Venezuela’s National Electoral Council (CNE) President Tibisay Lucena announced Tuesday that the country will hold elections for state governors and regional parliaments on Dec. 10, 2017, and that National Constituent Assembly elections will be held in July.
In response to the announcement by the CNE, the Democratic Unity Table, known as MUD by its Spanish acronym, has called for opposition protesters to march to the CNE building in Caracas Wednesday morning.
“We will not fall into their trap. We believe that today’s announcement wants to distract and divide” he said regarding the announcement.
Venezuela’s constituent assembly has received support from the National Electoral Council, oil union workers, sports promoters and other key sectors of Venezuela society.
Although 17 opposition parties have agreed to discuss the terms of a serious national dialogue with the government, right-wing groups aligned with MUD have refused to cooperate with the negotiations.
While opposition leaders have claimed that the call for a constituent assembly indicates the country’s fall into “dictatorship,” the constituent assembly process is allowed in artile 347 of the Bolivarian Constitution, which allows for the process with the goal of “transforming the state.”
“In this way the political forces will be able to mobilize their militants and contribute to peace,” Lucena said during Tuesday’s election announcement.
The Bolivarian President Nicolas Maduro confirmed earlier this month that presidential elections would be held as scheduled in 2018, as legally required.

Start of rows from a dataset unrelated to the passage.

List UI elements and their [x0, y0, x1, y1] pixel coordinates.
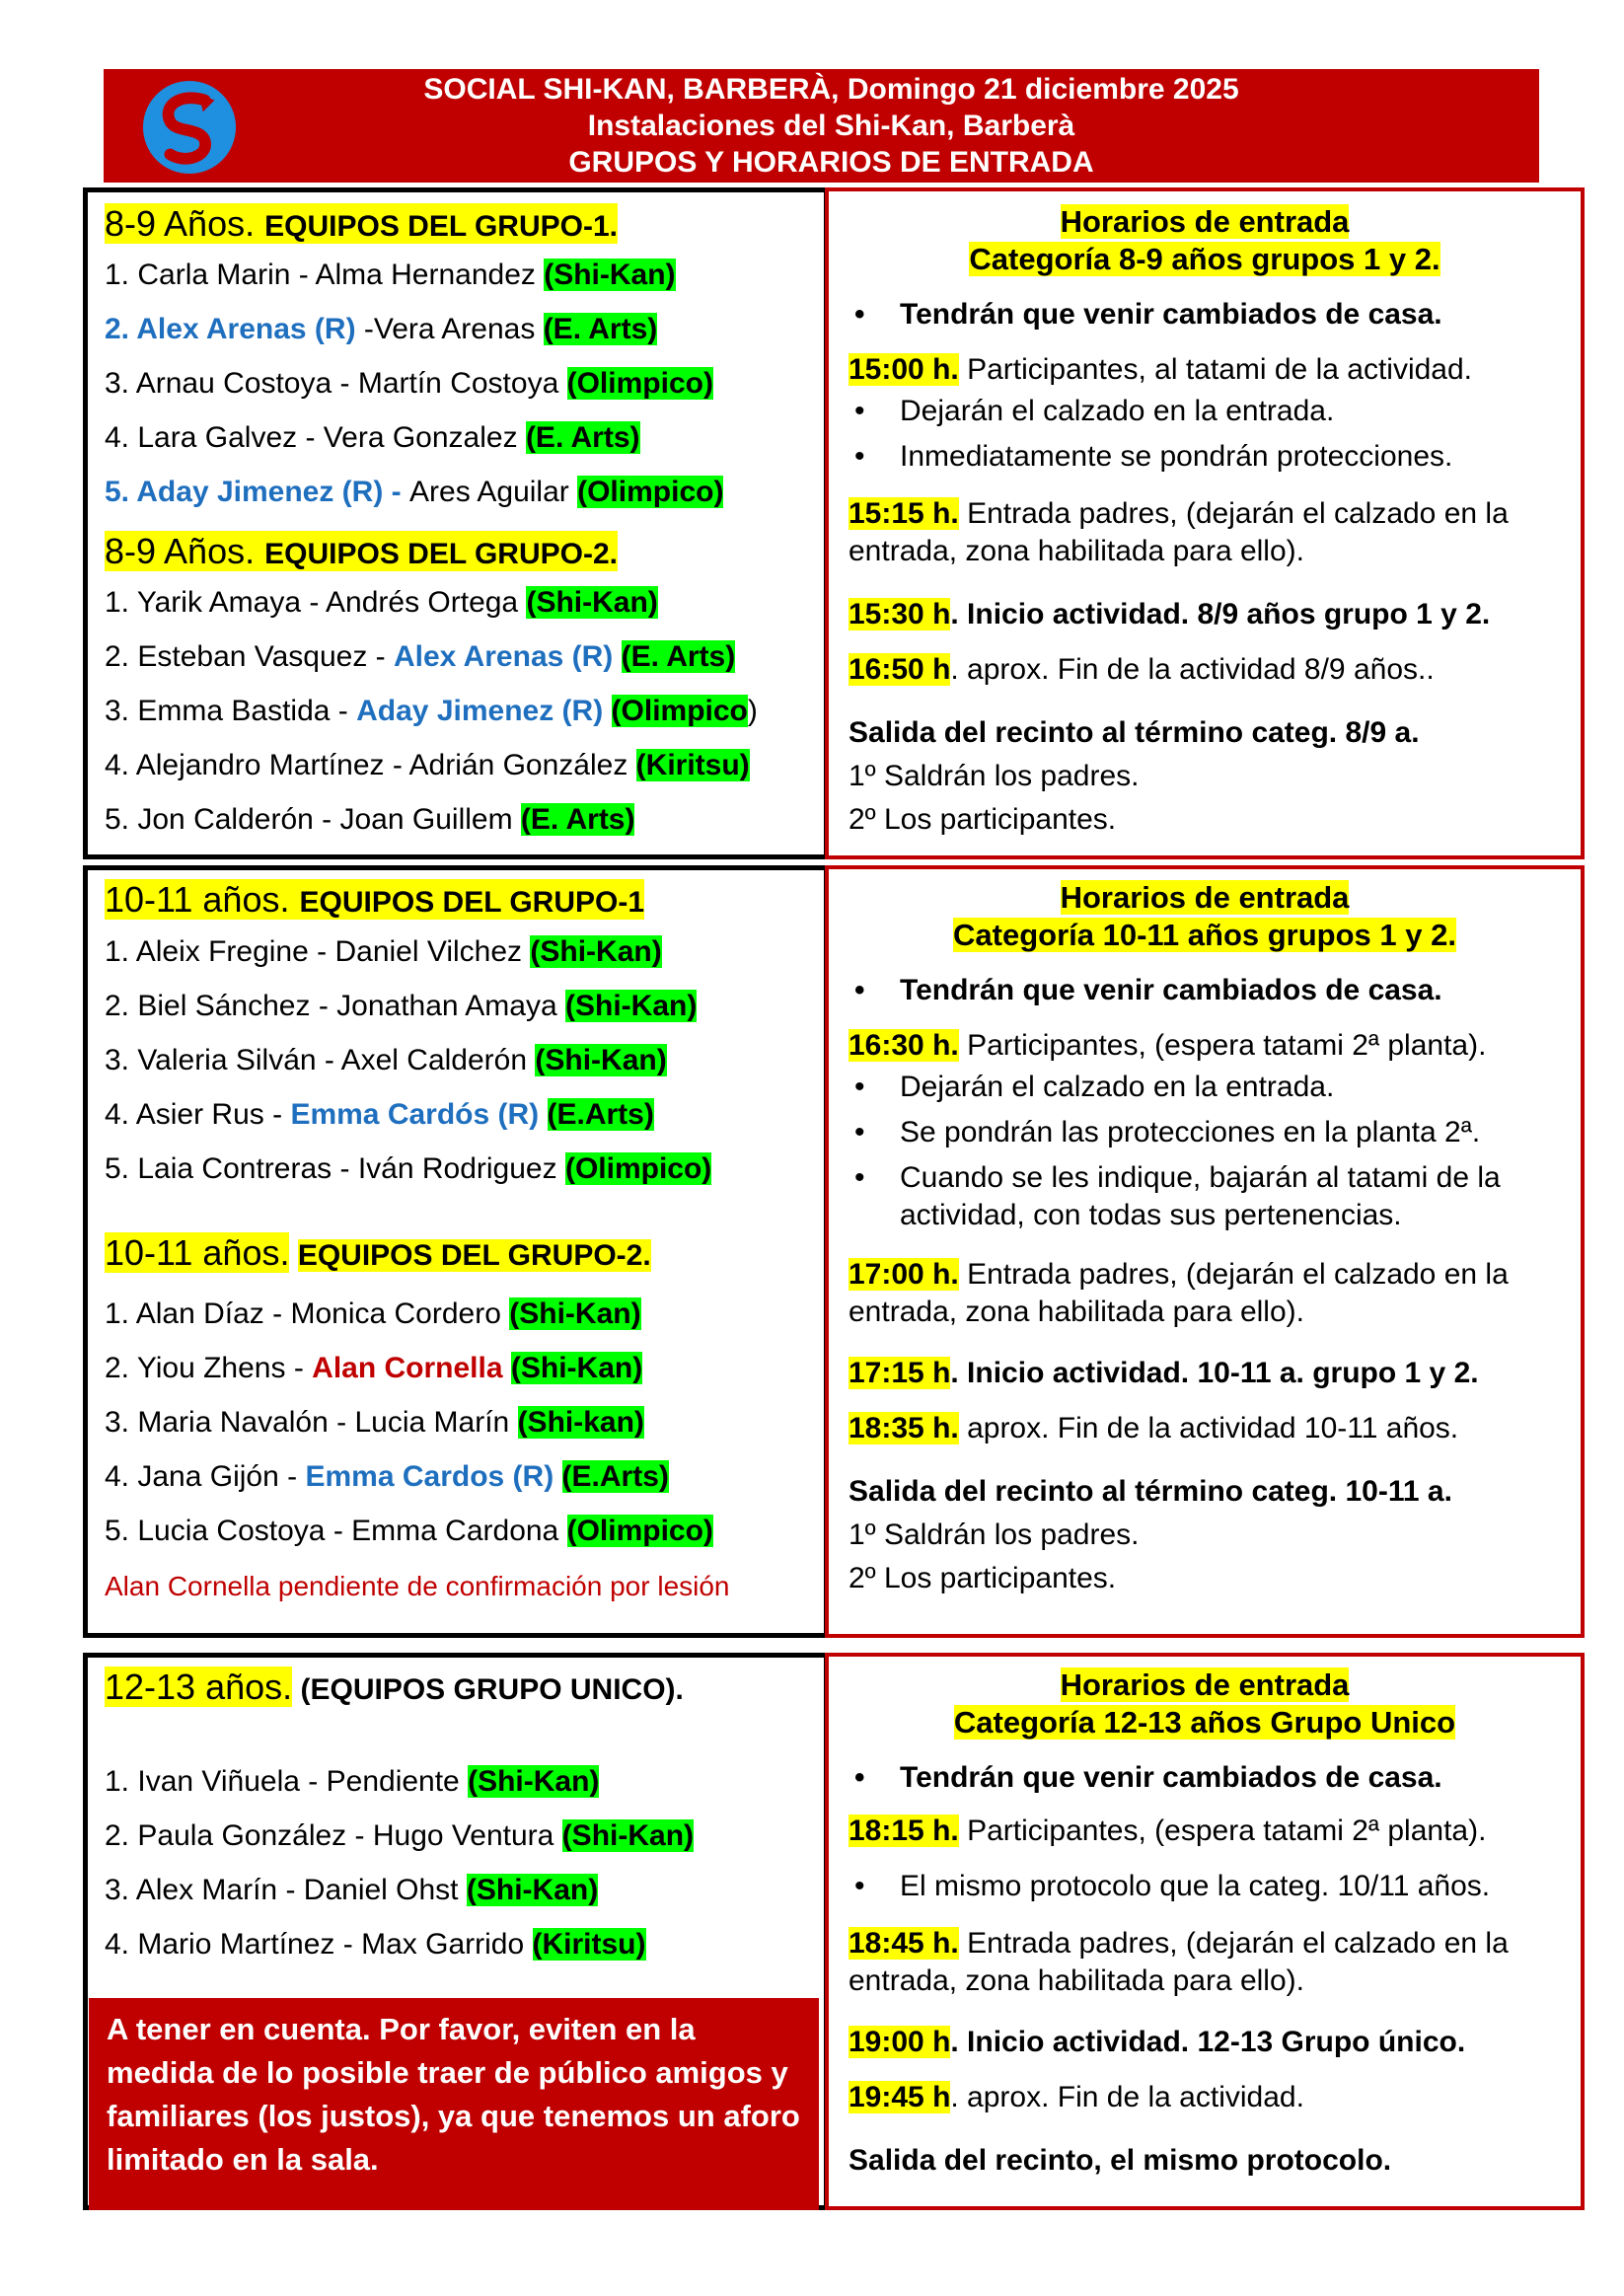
group-title-label: EQUIPOS DEL GRUPO-1: [299, 886, 645, 919]
bullet-text: Inmediatamente se pondrán protecciones.: [900, 440, 1453, 473]
team-member-a: Alejandro Martínez: [135, 749, 385, 781]
injury-note: Alan Cornella pendiente de confirmación por lesión: [105, 1571, 730, 1601]
team-sep: -: [330, 695, 357, 727]
group-title-label: EQUIPOS DEL GRUPO-2.: [297, 1239, 651, 1272]
time-entry: [849, 1925, 1567, 2000]
time-entry: [849, 1355, 1567, 1392]
team-num: 4.: [105, 749, 130, 781]
exit-step: 2º Los participantes.: [849, 803, 1117, 836]
dress-text: Tendrán que venir cambiados de casa.: [900, 1761, 1442, 1794]
club-badge: (E.Arts): [561, 1460, 669, 1493]
team-row: [105, 1459, 669, 1495]
schedule-title: Horarios de entrada: [1060, 880, 1350, 915]
club-badge: (Shi-Kan): [526, 586, 658, 619]
team-member-a: Alex Arenas (R): [136, 313, 356, 345]
time-entry: [849, 596, 1567, 633]
team-num: 5.: [105, 803, 130, 836]
group-title-age: 8-9 Años.: [105, 203, 256, 244]
team-member-b: Vera Arenas: [373, 313, 536, 345]
team-member-b: Iván Rodriguez: [357, 1152, 557, 1185]
exit-title: Salida del recinto, el mismo protocolo.: [849, 2144, 1392, 2177]
team-member-a: Maria Navalón: [137, 1406, 329, 1439]
team-member-b: Daniel Ohst: [303, 1874, 459, 1906]
schedule-title: Horarios de entrada: [1060, 1667, 1350, 1702]
schedule-title: Horarios de entrada: [1060, 204, 1350, 239]
team-member-b: Alan Cornella: [312, 1352, 503, 1384]
time-label: 17:15 h: [849, 1357, 951, 1389]
block2-g2-title: [105, 1232, 651, 1274]
bullet-item: • El mismo protocolo que la categ. 10/11 años.: [854, 1870, 1491, 1902]
dress-note: • Tendrán que venir cambiados de casa.: [854, 298, 1442, 331]
schedule-category: Categoría 10-11 años grupos 1 y 2.: [953, 918, 1456, 952]
team-row: [105, 1927, 646, 1963]
time-text: Participantes, (espera tatami 2ª planta).: [958, 1029, 1487, 1062]
club-badge: (Shi-Kan): [544, 259, 676, 291]
bullet-item: • Dejarán el calzado en la entrada.: [854, 395, 1335, 427]
team-num: 2.: [105, 1819, 130, 1852]
team-row: [105, 312, 657, 347]
team-sep: -: [332, 1152, 358, 1185]
time-text: . Inicio actividad. 10-11 a. grupo 1 y 2.: [950, 1357, 1479, 1389]
team-member-a: Alan Díaz: [135, 1297, 264, 1330]
time-label: 18:15 h.: [849, 1815, 959, 1847]
team-row: [105, 1818, 694, 1854]
team-num: 1.: [105, 935, 130, 968]
time-text: . aprox. Fin de la actividad 8/9 años..: [950, 653, 1435, 686]
schedule-category: Categoría 8-9 años grupos 1 y 2.: [969, 242, 1440, 276]
time-label: 16:30 h.: [849, 1029, 959, 1062]
bullet-text: Dejarán el calzado en la entrada.: [900, 1071, 1335, 1103]
time-entry: [849, 651, 1567, 689]
team-row: [105, 989, 697, 1024]
team-num: 2.: [105, 640, 130, 673]
time-text: . Inicio actividad. 8/9 años grupo 1 y 2.: [950, 598, 1491, 630]
team-row: [105, 585, 658, 621]
team-member-a: Alex Marín: [135, 1874, 278, 1906]
team-tail: ): [747, 695, 758, 727]
team-num: 2.: [105, 313, 130, 345]
group-title-label: (EQUIPOS GRUPO UNICO).: [300, 1673, 684, 1706]
header-line-2: Instalaciones del Shi-Kan, Barberà: [587, 110, 1075, 142]
team-sep: -: [325, 1515, 352, 1547]
time-label: 18:35 h.: [849, 1412, 959, 1444]
team-num: 1.: [105, 586, 130, 619]
team-member-b: Ares Aguilar: [409, 476, 569, 508]
team-row: [105, 748, 750, 783]
team-row: [105, 258, 676, 293]
team-member-b: Hugo Ventura: [372, 1819, 554, 1852]
team-member-b: Emma Cardos (R): [305, 1460, 554, 1493]
team-row: [105, 1351, 642, 1386]
team-sep: -: [277, 1874, 304, 1906]
team-member-a: Aday Jimenez (R): [136, 476, 384, 508]
group-title-age: 8-9 Años.: [105, 531, 256, 571]
block1-g1-title: [105, 203, 618, 245]
team-row: [105, 934, 662, 970]
club-badge: (E.Arts): [547, 1098, 654, 1131]
club-badge: (E. Arts): [621, 640, 736, 673]
time-entry: [849, 2079, 1567, 2116]
bullet-item: • Cuando se les indique, bajarán al tatami de la actividad, con todas sus pertenencias.: [854, 1161, 1501, 1231]
club-badge: (Shi-Kan): [509, 1297, 641, 1330]
time-text: Entrada padres, (dejarán el calzado en la entrada, zona habilitada para ello).: [849, 1927, 1509, 1997]
team-sep: -: [334, 1928, 362, 1961]
team-member-a: Mario Martínez: [137, 1928, 335, 1961]
team-row: [105, 694, 758, 729]
time-entry: [849, 1813, 1567, 1850]
team-sep: -: [332, 367, 358, 400]
team-member-a: Laia Contreras: [137, 1152, 332, 1185]
team-num: 3.: [105, 1044, 130, 1076]
team-member-b: Martín Costoya: [357, 367, 559, 400]
team-num: 5.: [105, 476, 130, 508]
team-row: [105, 1405, 644, 1441]
bullet-text: Cuando se les indique, bajarán al tatami de la actividad, con todas sus pertenencias.: [900, 1161, 1501, 1231]
team-row: [105, 420, 640, 456]
team-sep: -: [299, 1765, 327, 1798]
club-badge: (E. Arts): [543, 313, 658, 345]
team-member-a: Asier Rus: [135, 1098, 264, 1131]
team-row: [105, 1514, 713, 1549]
team-num: 4.: [105, 1928, 130, 1961]
team-row: [105, 1097, 654, 1133]
time-entry: [849, 1027, 1567, 1065]
team-member-b: Adrián González: [408, 749, 628, 781]
team-row: [105, 1873, 598, 1908]
team-member-b: Lucia Marín: [354, 1406, 510, 1439]
block2-groups-panel: [83, 865, 829, 1638]
dress-note: • Tendrán que venir cambiados de casa.: [854, 974, 1442, 1006]
exit-step: 2º Los participantes.: [849, 1562, 1117, 1594]
team-sep: -: [313, 803, 340, 836]
header-line-3: GRUPOS Y HORARIOS DE ENTRADA: [568, 146, 1094, 179]
group-title-age: 12-13 años.: [105, 1666, 293, 1707]
team-member-b: Alma Hernandez: [315, 259, 536, 291]
header-line-1: SOCIAL SHI-KAN, BARBERÀ, Domingo 21 diciembre 2025: [423, 73, 1239, 106]
team-num: 1.: [105, 1765, 130, 1798]
team-sep: -: [384, 749, 409, 781]
team-member-b: Max Garrido: [361, 1928, 525, 1961]
team-sep: -: [310, 990, 337, 1022]
team-member-a: Aleix Fregine: [135, 935, 309, 968]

In spite of this, opposition leaders have repeatedly referred to the President as a “dictator.”
Opposition protests calling for the ouster of President Maduro, have continued for more than 8 weeks and claimed at least 60 lives. The opposition’s protests have frequently turned violent, and resorted to destructive tactics.
Although Borges and opposition media have blamed the deaths on “government repression” of protesters, reports have indicated that the majority of deaths were not protesters, and have not been the responsibility of state forces.